I recently visited three different churches and was intrigued that each one had a typo in the bulletin that they handed out at the door.
All three of these churches were 500 plus members, in new facilities with lots of great things going on.
It made me cringe to see the printed error because it left a lasting impression on me and it didn’t represent the church well.
I used to tell employees that a typo, even in the bulletin, leaves a black eye on the church that sometimes takes years to overcome.
It is a very significant mistake that should not be taken lightly.
Pull together a team and work to implement these five steps to help eliminate typos in your printed material.
5 Ways to Eliminate Typos in Your Printed Material
1. Spell Check
The spell check feature on every word processing software is the first and most important line of defense against spelling errors.
The person creating the initial document content should re-read the information and run the spell check tool.
Use an online dictionary if you are not sure of a word choice.
2. Grammar Check
Spell check works for obvious misspelled words but what about grammatical errors? Most software programs can run a grammar check that can help you catch those common mistakes in word choice. Words like to or too, there or their, ware or wear and weather or whether.

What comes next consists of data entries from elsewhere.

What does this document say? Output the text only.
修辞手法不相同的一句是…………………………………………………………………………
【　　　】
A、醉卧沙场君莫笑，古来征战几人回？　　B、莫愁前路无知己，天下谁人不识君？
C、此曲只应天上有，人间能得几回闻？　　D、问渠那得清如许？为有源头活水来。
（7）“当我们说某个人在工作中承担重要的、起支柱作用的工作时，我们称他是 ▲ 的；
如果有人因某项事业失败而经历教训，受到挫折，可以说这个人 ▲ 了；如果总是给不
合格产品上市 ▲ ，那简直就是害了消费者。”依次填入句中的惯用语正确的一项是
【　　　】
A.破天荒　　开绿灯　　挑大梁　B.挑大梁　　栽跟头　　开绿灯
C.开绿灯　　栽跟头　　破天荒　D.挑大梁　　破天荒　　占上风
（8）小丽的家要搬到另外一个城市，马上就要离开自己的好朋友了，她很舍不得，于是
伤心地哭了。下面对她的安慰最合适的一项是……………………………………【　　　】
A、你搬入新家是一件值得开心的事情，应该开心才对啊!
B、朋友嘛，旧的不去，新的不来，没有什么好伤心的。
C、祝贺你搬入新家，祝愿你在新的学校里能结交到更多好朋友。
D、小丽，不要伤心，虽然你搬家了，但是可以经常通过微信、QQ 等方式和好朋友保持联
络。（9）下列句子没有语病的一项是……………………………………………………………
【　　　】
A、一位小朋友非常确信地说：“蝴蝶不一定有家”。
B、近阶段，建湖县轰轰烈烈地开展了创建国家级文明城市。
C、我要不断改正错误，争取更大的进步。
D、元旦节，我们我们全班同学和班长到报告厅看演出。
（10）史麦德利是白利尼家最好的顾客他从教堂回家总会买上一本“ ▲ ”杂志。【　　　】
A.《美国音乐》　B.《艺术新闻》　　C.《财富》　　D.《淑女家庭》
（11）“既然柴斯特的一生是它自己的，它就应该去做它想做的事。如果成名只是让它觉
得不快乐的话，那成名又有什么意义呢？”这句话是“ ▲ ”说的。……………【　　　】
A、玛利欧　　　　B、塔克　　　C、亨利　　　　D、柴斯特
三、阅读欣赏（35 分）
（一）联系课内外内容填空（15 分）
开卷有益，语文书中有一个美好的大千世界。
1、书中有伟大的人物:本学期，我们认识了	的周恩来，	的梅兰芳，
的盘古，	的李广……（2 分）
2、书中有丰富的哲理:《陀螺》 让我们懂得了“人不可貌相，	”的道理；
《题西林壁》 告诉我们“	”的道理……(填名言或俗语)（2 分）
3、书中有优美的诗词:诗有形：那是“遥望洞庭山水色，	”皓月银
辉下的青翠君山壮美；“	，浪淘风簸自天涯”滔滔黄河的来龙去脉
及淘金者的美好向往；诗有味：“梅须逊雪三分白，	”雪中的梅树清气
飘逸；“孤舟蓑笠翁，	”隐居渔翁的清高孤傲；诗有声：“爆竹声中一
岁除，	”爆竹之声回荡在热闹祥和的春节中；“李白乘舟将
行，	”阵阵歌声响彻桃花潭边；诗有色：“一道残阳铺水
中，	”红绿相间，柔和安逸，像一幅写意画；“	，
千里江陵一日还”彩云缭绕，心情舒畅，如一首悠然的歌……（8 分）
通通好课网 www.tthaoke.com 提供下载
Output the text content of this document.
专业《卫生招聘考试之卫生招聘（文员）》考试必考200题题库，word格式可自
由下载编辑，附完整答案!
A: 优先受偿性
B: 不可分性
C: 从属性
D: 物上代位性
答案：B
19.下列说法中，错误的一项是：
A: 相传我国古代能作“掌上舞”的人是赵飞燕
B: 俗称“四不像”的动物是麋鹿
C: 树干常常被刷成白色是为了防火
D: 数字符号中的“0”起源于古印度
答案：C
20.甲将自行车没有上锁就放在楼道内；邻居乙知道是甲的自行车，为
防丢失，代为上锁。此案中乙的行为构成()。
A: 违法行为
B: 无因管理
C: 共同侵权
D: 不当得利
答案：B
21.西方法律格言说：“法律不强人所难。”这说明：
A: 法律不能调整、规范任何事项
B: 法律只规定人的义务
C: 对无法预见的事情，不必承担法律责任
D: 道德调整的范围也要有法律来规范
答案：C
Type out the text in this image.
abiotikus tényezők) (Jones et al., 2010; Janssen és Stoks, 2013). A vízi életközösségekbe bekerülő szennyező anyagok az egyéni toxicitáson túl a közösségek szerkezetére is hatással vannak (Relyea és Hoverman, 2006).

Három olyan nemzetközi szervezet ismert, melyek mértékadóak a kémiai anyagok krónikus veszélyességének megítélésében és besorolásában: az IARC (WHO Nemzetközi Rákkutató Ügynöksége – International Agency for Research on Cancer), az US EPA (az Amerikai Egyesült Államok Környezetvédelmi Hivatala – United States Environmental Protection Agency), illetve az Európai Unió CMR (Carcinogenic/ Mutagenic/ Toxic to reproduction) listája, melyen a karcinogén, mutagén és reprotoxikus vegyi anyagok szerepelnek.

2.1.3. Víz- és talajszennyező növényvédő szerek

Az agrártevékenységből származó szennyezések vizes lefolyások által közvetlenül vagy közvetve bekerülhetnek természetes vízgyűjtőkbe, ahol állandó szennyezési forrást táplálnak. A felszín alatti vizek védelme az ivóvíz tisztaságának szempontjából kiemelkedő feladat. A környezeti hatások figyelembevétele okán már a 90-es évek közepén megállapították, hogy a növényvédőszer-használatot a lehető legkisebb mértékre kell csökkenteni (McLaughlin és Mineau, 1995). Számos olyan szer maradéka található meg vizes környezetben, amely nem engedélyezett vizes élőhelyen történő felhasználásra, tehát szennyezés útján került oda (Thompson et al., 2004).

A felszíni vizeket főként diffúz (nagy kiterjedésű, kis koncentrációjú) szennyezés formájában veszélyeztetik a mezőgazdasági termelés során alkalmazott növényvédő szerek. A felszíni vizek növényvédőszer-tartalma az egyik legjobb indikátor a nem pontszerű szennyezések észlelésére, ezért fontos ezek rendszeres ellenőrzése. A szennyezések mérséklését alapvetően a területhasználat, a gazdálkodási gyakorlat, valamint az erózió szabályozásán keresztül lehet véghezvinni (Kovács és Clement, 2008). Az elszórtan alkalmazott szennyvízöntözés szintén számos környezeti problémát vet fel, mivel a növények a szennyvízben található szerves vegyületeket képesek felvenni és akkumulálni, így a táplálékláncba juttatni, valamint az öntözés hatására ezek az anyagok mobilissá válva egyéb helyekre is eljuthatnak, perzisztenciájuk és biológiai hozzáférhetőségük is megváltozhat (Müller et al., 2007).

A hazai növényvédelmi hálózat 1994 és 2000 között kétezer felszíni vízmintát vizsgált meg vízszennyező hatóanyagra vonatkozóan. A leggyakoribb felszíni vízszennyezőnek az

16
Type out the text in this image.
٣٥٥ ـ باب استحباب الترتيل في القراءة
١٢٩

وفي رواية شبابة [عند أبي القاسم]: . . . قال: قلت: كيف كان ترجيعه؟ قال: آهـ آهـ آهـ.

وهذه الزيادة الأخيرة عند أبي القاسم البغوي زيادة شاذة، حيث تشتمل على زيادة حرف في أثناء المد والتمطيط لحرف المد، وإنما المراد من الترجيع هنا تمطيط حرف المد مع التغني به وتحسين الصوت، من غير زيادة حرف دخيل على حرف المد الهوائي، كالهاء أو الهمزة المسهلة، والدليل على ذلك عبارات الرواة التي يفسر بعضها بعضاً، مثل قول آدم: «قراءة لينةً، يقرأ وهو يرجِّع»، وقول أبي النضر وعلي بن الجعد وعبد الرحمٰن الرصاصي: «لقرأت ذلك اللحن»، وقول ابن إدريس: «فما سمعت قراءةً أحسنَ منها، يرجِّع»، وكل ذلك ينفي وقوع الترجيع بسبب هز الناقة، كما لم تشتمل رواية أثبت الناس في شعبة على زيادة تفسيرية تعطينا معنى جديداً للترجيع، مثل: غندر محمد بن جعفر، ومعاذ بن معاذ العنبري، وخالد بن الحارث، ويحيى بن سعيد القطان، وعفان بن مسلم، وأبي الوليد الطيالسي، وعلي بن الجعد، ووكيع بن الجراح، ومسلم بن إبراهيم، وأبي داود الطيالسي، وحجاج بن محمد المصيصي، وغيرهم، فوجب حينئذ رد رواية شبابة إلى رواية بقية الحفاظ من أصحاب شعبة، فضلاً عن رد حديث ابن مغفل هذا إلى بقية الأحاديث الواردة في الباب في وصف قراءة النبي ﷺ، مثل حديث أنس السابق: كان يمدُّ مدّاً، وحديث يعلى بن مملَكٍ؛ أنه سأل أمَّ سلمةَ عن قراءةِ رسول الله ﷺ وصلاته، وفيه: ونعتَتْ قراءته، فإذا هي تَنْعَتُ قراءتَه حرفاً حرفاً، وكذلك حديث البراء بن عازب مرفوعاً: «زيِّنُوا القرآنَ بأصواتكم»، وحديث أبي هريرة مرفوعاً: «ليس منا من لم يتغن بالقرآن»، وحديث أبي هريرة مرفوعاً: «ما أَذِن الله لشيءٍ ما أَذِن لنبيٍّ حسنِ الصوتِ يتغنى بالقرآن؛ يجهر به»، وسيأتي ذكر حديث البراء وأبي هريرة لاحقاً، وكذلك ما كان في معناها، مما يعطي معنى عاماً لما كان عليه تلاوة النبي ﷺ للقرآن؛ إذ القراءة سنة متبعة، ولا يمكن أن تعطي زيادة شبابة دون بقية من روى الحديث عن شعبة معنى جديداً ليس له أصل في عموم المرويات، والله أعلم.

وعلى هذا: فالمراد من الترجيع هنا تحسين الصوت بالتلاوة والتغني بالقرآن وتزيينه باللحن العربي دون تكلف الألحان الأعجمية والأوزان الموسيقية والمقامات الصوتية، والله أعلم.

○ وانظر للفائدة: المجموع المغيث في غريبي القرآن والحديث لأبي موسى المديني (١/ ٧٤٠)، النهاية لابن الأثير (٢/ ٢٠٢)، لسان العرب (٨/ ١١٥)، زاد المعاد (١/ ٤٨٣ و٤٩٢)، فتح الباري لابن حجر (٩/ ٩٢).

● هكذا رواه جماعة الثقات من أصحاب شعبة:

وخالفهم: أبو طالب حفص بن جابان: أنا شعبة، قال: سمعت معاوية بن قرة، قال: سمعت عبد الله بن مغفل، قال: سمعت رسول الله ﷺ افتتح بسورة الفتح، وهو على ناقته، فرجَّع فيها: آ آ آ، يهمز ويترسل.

However, a grammatical proof of the document is also important to eliminate these common errors.
3. Date, Time and Number Check
Another common error is with dates, times and numbers. Since these kinds of errors are not as obvious, and don’t show up in checking software, a focused proof reading of the numbers is important.
For example, if you have a printed brochure advertising a church event, make sure the date, time of day (am/pm), price, contact phone number or email address are checked and double checked.
This is one error that can create a lot of unnecessary confusion and questions if not caught. When I proof any document with a phone number, I call that number to make sure it goes to the right person.
4. Context Check
Checking the context of the information is important to make sure that the way it is written and presented communicates the intended message.
This involves reading the text from the perspective of someone who does not have the same understanding of the information as the person writing it.
For example, an easy mistake is writing an invitation to a church event with a creative name, something like Element. You give the date and time and how fun the event will be but you don’t explain what the event will entail or who the target audience is. This is confusing to the person reading it and leaves them with more questions than answers.
You may know all of this information but it is important to share as much detail so that it is communicated accurately and will be a good sales pitch for the event.
5. Proofreading Team
Anytime a document, email or even text is being sent to more than one person, there should be a team assigned to proofreading the information.
I recommend a team of at least three people with one of those people not being familiar with the content to give an objective view of how the information is communicated.
There should be a predictable time of the week that the proof takes place. The team can be employees or volunteers. With the ease of electronic sharing of documents, a team of volunteers could easily help to fill this need.
We are all human and making errors is part of the human experience. Recognizing the possibility of making mistakes in printed documents is the first step in working toward eliminating them. This is important because the church represents Christ – and who more than the church should be doing things with excellence!